Following the recent news that Johnson and Johnson (J&J) was divesting its DePuy trauma business to Biomet as a concession to the EU’s competition legislators, it has now been announced that an EU Competition Commission has given the green light to its takeover of Swiss company Synthes.
Last year J&J and Synthes announced that their respective boards had agreed for the former to acquire the latter in a mind-blowing $21.3Bn transaction. One of the hurdles to the acquisition was the gaining if EU Competition Commission blessing for the deal which was due to be concluded one way or the other by April 26th. A month ago we covered leaked reports suggesting that the EU Commission would deliver the thumbs up, which it now seems has occurred.
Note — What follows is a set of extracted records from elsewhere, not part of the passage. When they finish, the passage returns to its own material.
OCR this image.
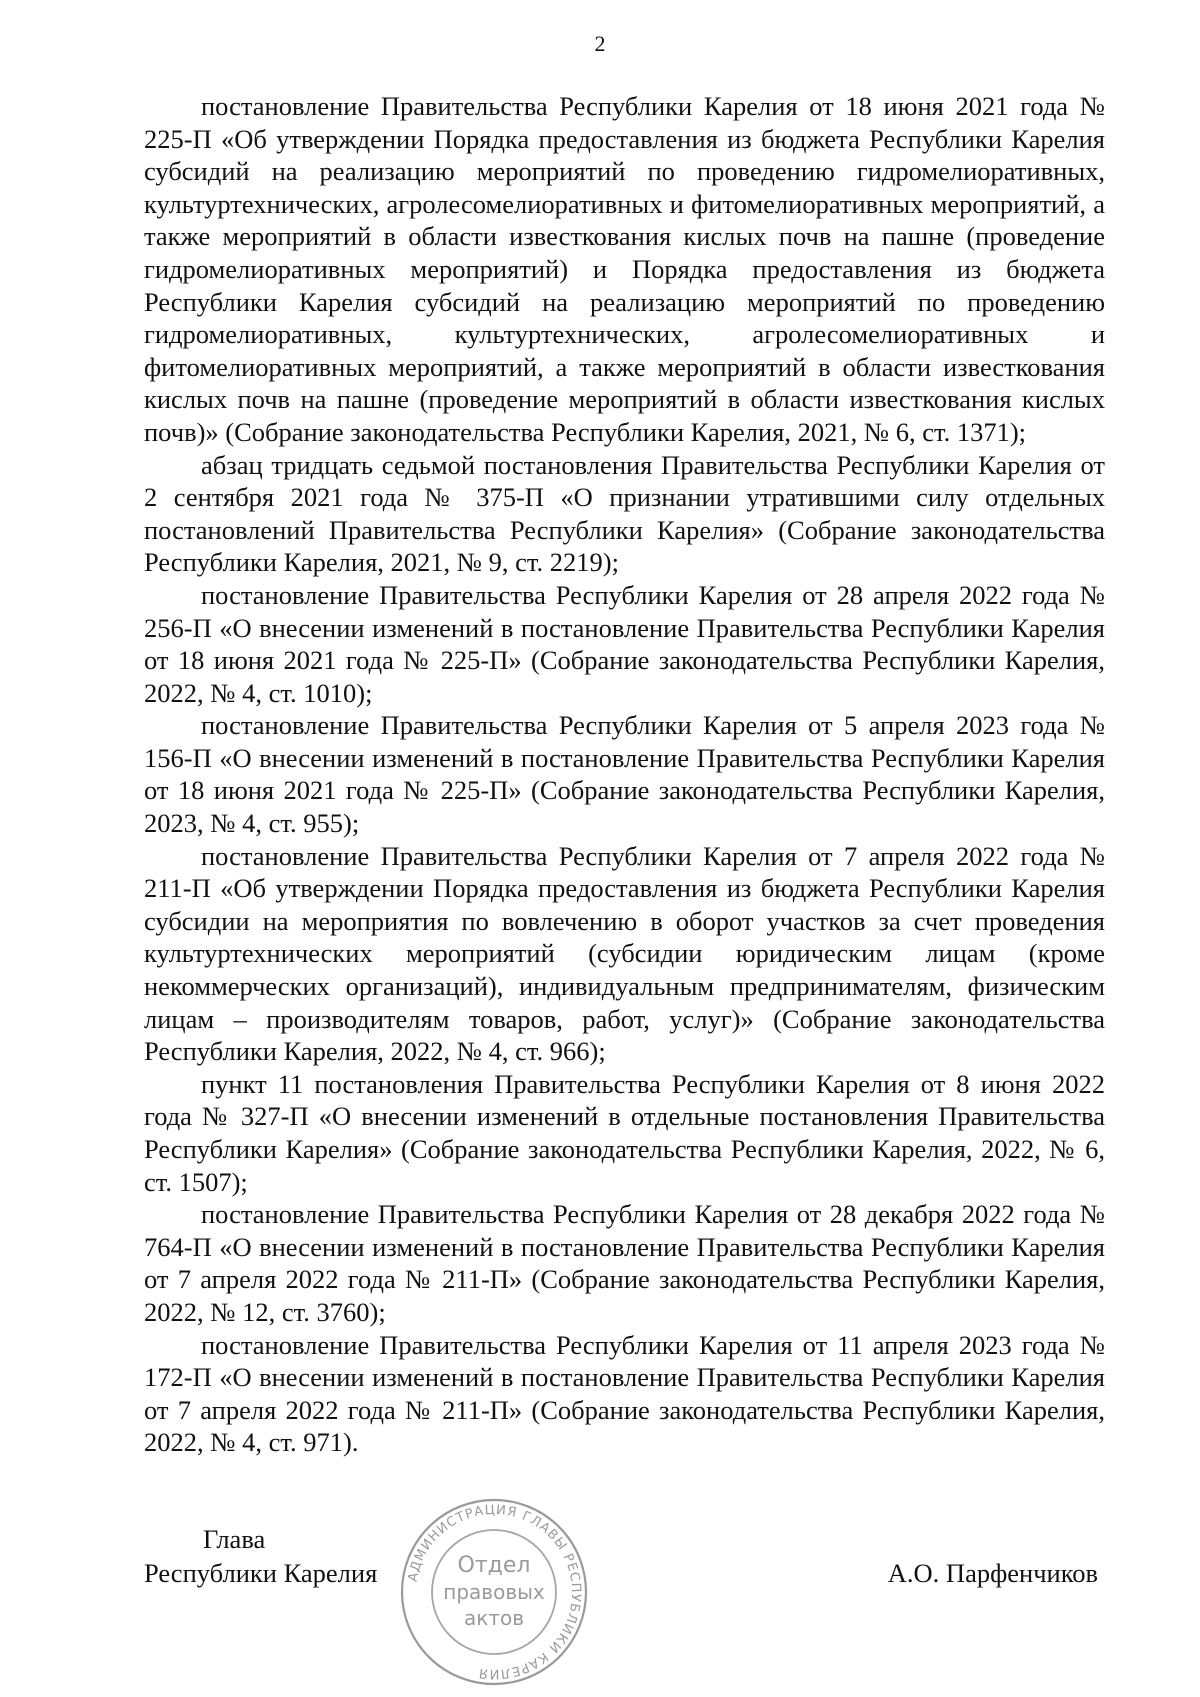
2

постановление Правительства Республики Карелия от 18 июня 2021 года № 225-П «Об утверждении Порядка предоставления из бюджета Республики Карелия субсидий на реализацию мероприятий по проведению гидромелиоративных, культуртехнических, агролесомелиоративных и фитомелиоративных мероприятий, а также мероприятий в области известкования кислых почв на пашне (проведение гидромелиоративных мероприятий) и Порядка предоставления из бюджета Республики Карелия субсидий на реализацию мероприятий по проведению гидромелиоративных, культуртехнических, агролесомелиоративных и фитомелиоративных мероприятий, а также мероприятий в области известкования кислых почв на пашне (проведение мероприятий в области известкования кислых почв)» (Собрание законодательства Республики Карелия, 2021, № 6, ст. 1371);

абзац тридцать седьмой постановления Правительства Республики Карелия от 2 сентября 2021 года № 375-П «О признании утратившими силу отдельных постановлений Правительства Республики Карелия» (Собрание законодательства Республики Карелия, 2021, № 9, ст. 2219);

постановление Правительства Республики Карелия от 28 апреля 2022 года № 256-П «О внесении изменений в постановление Правительства Республики Карелия от 18 июня 2021 года № 225-П» (Собрание законодательства Республики Карелия, 2022, № 4, ст. 1010);

постановление Правительства Республики Карелия от 5 апреля 2023 года № 156-П «О внесении изменений в постановление Правительства Республики Карелия от 18 июня 2021 года № 225-П» (Собрание законодательства Республики Карелия, 2023, № 4, ст. 955);

постановление Правительства Республики Карелия от 7 апреля 2022 года № 211-П «Об утверждении Порядка предоставления из бюджета Республики Карелия субсидии на мероприятия по вовлечению в оборот участков за счет проведения культуртехнических мероприятий (субсидии юридическим лицам (кроме некоммерческих организаций), индивидуальным предпринимателям, физическим лицам – производителям товаров, работ, услуг)» (Собрание законодательства Республики Карелия, 2022, № 4, ст. 966);

пункт 11 постановления Правительства Республики Карелия от 8 июня 2022 года № 327-П «О внесении изменений в отдельные постановления Правительства Республики Карелия» (Собрание законодательства Республики Карелия, 2022, № 6, ст. 1507);

постановление Правительства Республики Карелия от 28 декабря 2022 года № 764-П «О внесении изменений в постановление Правительства Республики Карелия от 7 апреля 2022 года № 211-П» (Собрание законодательства Республики Карелия, 2022, № 12, ст. 3760);

постановление Правительства Республики Карелия от 11 апреля 2023 года № 172-П «О внесении изменений в постановление Правительства Республики Карелия от 7 апреля 2022 года № 211-П» (Собрание законодательства Республики Карелия, 2022, № 4, ст. 971).

Глава
Республики Карелия	А.О. Парфенчиков
АДМИНИСТРАЦИЯ ГЛАВЫ РЕСПУБЛИКИ КАРЕЛИЯ
Отдел
правовых
актов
As a concessionary measure J&J announced recently that it was to divest its existing trauma business in a $280M deal with Biomet, which is resulting in the division being uprooted and replanted in expedient fashion. Now the EU Commission has concluded that the J&J/Synthes merged entity will continue to face competition, not least in the shape of its former employees, albeit wearing new badges.
The remaining hurdle is U.S Antitrust legislation. According to Bloomberg, J&J is said to be “actively working with” U.S. regulators who have not yet approved the Synthes acquisition, according to company spokesperson Lorie Gawreluk. J&J was required to seek approval from five regulatory agencies and has now received clearance from Japan, Canada, China and the EU, she said. J&J expects the Synthes deal to close by end-June 2012.
“We obtained remedies to ensure that competition will remain strong in these markets, for the ultimate benefit of patients and social security systems,” said EU Competition Commissioner Joaquin Almunia in a statement.